Cities with a decent amount of hills, will produce a large number of hammers all through the game, and generally when it really matters in the early, mid and early late game. If you're relatively new to the game, it's quite simple to find a decent site, just find a bunch of hills that have enough food to support them.

Edit: Also, and quite important for the late game, if one of the ais gets voted as UN leader, often Free Market or Environmentalism get voted in as Universal civics (meaning everyone has to abide by them). In this case its bye bye workshop reliance.

Edit2: Btw VoiceofUnreason, that was an excellent article you did, and my above comments weren't directed to you at all :)

largedarryl
Jul 09, 2007, 11:13 AM
That was a good article VoiceOfUnreason, but I think one thing that you seem to assume is that every city is going to attempt to use every tile in the big fat cross. As for using that for an explanation of tile usage, I have continually made the same mistake of attempting to place cities so that every tile is used effectively, but in every game, I find that the use of specialists is always more productive than attempting to use all the tiles.

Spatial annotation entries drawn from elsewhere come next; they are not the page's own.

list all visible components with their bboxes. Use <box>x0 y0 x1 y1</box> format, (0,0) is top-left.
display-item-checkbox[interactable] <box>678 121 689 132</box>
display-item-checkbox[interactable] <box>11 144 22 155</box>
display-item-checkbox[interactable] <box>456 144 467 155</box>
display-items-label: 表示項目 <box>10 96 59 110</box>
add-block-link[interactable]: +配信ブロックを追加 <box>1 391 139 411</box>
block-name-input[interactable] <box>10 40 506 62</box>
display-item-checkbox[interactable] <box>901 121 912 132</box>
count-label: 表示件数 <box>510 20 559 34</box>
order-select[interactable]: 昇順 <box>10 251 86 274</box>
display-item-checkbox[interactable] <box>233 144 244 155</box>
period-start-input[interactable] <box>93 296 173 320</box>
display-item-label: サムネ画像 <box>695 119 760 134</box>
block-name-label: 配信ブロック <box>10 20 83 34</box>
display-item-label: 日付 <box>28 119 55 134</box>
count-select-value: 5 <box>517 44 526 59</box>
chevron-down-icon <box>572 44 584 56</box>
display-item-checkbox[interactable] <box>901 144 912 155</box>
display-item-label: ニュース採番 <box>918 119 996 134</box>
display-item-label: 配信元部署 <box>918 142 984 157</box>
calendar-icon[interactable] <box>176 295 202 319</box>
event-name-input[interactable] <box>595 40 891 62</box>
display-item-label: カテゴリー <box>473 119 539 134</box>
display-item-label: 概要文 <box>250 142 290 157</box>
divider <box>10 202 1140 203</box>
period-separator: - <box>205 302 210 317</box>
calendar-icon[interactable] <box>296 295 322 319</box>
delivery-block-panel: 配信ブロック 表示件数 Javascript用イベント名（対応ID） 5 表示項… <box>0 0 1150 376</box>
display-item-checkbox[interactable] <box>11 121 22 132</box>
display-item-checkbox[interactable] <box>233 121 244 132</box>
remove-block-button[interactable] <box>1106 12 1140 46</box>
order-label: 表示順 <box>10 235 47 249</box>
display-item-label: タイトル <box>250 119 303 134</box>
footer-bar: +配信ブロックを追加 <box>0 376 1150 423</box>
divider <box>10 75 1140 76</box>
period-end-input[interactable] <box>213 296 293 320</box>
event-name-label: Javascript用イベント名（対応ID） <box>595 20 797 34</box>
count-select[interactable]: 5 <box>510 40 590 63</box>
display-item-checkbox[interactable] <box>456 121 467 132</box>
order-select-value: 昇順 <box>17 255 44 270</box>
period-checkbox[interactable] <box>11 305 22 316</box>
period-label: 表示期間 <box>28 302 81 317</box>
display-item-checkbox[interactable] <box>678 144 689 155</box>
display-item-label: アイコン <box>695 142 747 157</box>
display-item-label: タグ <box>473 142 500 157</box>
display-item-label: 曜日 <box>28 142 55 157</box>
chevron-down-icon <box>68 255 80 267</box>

Still a real powerhouse production city is always going to need 3 things (not always, but the easiest to do):
1)Food resources
2)Hills
3)Fresh water

No the food resources are almost always a priority when you are building your first 3 cities. Now the hills are nice becuase you can mine very early in the game and start production early. The fresh water isn't always needed, but if you are going to farm a single tile in the BFC or you have a food resource that is not irrigated (rice, wheat, corn, etc.) will produce an additional food when irrigated.

I'm not saying this is the only way to make a production city, but if you are looking for the easiest way to build one, they need the above three points.

The food and commerce tradeoff is a little more difficult if you can find a city with FP and hills.